Dernière journée d’audition pour Microsoft à Bruxelles

L’audition à huis clos de Microsoft devant des responsables de la Commission européenne est entrée vendredi dans son troisième et dernier jour, le numéro un mondial du logiciel se préparant à subir les critiques de ses concurrents à propos de ses pratiques commerciales.

Les représentants de l’exécutif européen ont accusé Microsoft de pratiques anticoncurrentielles et d’abus de position dominante sur le marché des systèmes d’exploitation afin d’obtenir un avantage dans les autres secteurs.
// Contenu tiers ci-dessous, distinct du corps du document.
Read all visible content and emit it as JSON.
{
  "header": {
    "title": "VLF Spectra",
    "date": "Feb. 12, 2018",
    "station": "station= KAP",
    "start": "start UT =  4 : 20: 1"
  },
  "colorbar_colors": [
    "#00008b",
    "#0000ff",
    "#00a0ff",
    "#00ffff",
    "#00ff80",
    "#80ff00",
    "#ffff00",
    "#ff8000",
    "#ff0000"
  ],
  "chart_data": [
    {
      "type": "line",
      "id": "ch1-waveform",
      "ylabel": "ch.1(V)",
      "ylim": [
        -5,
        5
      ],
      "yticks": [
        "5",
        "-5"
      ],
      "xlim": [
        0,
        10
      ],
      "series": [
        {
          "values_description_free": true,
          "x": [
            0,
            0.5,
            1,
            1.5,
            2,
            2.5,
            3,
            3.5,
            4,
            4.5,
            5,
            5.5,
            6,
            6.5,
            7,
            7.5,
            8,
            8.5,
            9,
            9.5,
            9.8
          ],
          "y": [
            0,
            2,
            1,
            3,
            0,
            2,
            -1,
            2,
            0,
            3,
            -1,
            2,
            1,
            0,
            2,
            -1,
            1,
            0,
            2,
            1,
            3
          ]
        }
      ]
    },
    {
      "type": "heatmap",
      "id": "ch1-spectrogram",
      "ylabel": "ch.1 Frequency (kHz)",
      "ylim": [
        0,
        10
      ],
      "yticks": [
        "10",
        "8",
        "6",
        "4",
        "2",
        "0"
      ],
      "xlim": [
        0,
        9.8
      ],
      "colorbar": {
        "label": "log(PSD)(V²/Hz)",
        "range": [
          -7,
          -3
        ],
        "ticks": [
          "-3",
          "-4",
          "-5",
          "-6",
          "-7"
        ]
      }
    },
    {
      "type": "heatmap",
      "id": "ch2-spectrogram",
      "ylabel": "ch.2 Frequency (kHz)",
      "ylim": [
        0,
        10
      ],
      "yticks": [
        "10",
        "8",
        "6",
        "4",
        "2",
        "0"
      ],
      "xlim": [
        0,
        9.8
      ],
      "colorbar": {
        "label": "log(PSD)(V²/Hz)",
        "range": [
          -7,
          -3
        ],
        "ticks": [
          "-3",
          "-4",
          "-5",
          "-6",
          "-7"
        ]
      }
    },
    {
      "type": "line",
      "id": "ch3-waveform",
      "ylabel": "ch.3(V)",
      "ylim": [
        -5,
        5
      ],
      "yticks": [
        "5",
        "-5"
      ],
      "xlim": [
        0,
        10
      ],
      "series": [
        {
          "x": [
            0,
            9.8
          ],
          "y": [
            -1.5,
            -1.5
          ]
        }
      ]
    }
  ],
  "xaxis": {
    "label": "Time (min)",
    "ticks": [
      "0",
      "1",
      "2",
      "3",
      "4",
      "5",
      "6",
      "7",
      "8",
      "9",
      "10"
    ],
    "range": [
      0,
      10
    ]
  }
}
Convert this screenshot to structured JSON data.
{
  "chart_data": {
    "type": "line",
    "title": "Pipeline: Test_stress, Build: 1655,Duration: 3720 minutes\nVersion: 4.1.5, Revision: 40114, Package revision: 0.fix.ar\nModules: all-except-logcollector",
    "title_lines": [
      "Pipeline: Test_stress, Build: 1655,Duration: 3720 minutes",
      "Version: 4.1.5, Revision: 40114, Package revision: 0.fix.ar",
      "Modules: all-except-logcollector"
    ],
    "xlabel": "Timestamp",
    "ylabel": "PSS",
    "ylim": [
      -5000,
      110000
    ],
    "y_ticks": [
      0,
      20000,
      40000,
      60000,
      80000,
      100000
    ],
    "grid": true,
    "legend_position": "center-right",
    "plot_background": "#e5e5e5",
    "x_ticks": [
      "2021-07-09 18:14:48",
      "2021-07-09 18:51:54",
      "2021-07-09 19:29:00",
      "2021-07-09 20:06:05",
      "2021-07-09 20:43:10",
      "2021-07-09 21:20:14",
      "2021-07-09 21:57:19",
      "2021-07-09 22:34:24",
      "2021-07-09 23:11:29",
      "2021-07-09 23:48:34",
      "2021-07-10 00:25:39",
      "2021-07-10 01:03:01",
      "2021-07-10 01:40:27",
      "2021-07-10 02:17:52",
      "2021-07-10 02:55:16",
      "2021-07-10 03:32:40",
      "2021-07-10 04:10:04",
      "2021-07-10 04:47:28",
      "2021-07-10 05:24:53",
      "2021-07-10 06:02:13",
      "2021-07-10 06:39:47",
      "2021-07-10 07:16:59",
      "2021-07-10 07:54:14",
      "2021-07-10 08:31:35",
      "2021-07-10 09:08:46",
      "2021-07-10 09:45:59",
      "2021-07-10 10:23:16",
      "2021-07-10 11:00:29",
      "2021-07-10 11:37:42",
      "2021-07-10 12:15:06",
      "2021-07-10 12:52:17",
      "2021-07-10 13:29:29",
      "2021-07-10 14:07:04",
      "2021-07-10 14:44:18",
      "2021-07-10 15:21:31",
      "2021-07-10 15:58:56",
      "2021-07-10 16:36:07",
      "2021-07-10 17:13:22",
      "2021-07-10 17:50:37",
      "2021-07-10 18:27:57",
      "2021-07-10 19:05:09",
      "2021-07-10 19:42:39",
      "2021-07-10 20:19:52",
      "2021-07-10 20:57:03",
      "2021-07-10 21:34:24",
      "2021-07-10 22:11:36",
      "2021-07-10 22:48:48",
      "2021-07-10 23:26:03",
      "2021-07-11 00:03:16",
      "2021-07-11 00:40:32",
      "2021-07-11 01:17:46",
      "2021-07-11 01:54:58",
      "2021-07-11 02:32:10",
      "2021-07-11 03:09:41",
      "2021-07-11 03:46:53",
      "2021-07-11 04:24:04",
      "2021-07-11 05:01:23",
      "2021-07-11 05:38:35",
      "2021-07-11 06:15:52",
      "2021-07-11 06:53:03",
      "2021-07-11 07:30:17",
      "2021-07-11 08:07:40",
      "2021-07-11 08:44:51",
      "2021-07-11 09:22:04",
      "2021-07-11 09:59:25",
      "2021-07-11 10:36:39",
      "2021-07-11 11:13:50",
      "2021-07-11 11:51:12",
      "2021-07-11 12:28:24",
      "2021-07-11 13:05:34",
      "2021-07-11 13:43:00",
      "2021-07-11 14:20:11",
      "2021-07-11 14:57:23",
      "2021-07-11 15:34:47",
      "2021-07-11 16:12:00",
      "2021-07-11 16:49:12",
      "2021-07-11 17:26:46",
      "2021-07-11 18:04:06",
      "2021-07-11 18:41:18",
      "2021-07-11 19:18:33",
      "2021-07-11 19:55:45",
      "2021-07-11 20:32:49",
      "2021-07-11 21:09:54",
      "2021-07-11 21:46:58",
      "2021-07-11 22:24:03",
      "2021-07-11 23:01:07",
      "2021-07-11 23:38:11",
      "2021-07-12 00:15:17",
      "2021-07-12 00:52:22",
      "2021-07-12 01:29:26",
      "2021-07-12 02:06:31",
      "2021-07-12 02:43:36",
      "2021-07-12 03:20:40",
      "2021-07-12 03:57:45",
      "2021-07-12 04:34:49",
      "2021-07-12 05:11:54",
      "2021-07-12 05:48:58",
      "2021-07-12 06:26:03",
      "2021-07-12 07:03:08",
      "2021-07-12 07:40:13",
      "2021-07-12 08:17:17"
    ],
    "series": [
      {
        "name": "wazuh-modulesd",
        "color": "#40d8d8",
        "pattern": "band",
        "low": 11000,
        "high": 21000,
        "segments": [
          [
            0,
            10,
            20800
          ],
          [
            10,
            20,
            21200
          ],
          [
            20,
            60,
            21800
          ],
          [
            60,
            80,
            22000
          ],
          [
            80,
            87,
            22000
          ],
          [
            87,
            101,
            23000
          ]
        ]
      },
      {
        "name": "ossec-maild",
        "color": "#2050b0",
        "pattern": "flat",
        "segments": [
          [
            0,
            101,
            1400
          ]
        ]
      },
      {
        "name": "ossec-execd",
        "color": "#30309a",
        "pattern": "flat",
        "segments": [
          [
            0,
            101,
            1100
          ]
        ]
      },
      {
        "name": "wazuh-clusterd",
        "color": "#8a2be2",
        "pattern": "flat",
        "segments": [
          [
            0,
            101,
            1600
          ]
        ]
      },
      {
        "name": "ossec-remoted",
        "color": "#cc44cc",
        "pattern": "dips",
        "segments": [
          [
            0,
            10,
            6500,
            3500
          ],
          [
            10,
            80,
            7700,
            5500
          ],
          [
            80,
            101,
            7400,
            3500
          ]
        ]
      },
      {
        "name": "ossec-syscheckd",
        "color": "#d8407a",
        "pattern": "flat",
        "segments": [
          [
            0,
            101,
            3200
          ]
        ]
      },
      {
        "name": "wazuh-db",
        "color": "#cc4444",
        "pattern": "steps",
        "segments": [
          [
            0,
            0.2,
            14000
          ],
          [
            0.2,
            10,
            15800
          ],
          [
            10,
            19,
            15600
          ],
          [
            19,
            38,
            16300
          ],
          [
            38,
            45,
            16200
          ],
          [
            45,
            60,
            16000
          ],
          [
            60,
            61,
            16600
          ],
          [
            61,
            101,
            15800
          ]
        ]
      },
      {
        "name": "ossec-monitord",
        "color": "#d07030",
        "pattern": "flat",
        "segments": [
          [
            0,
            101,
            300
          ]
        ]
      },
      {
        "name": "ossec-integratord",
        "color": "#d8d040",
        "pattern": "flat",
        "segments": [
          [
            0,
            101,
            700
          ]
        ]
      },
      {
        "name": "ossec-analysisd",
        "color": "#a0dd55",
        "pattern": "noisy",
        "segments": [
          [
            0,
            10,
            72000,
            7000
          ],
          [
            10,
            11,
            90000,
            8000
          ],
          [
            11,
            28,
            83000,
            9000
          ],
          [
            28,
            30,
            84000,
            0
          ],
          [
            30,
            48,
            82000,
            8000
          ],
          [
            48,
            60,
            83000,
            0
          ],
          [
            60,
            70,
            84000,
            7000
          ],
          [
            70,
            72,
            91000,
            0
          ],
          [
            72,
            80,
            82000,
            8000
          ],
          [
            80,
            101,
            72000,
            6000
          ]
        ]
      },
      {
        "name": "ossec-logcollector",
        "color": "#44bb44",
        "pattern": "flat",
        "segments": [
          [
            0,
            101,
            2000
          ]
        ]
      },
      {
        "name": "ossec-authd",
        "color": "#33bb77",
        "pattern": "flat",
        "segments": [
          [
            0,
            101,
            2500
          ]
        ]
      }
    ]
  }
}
Selon un agenda obtenu par Reuters, l’audition a débuté vendredi par des déclarations orales des deux compagnies qui disent avoir le plus souffert des pratiques déloyales de Microsoft, Sun Microsystems et RealNetworks.

La Commission estime que l’utilisation de Windows Media Player a bondi depuis que Microsoft en a intégré une version améliorée dans Windows en 1999, ce qui lui a permis une meilleure progression que le logiciel RealPlayer de son concurrent RealNetworks.

La Commission européenne a proposé à Microsoft de retirer son lecteur multimédia de Windows afin que les fabricants d’ordinateurs puissent choisir d’installer un logiciel multimédia de leur choix.

L’autre grand sujet de discussions concerne le marché des logiciels pour serveurs où Sun est un acteur majeur et accuse Microsoft de ne pas avoir communiqué à ses concurrents assez d’informations pour s’assurer que leurs produits soient pleinement compatibles avec Windows.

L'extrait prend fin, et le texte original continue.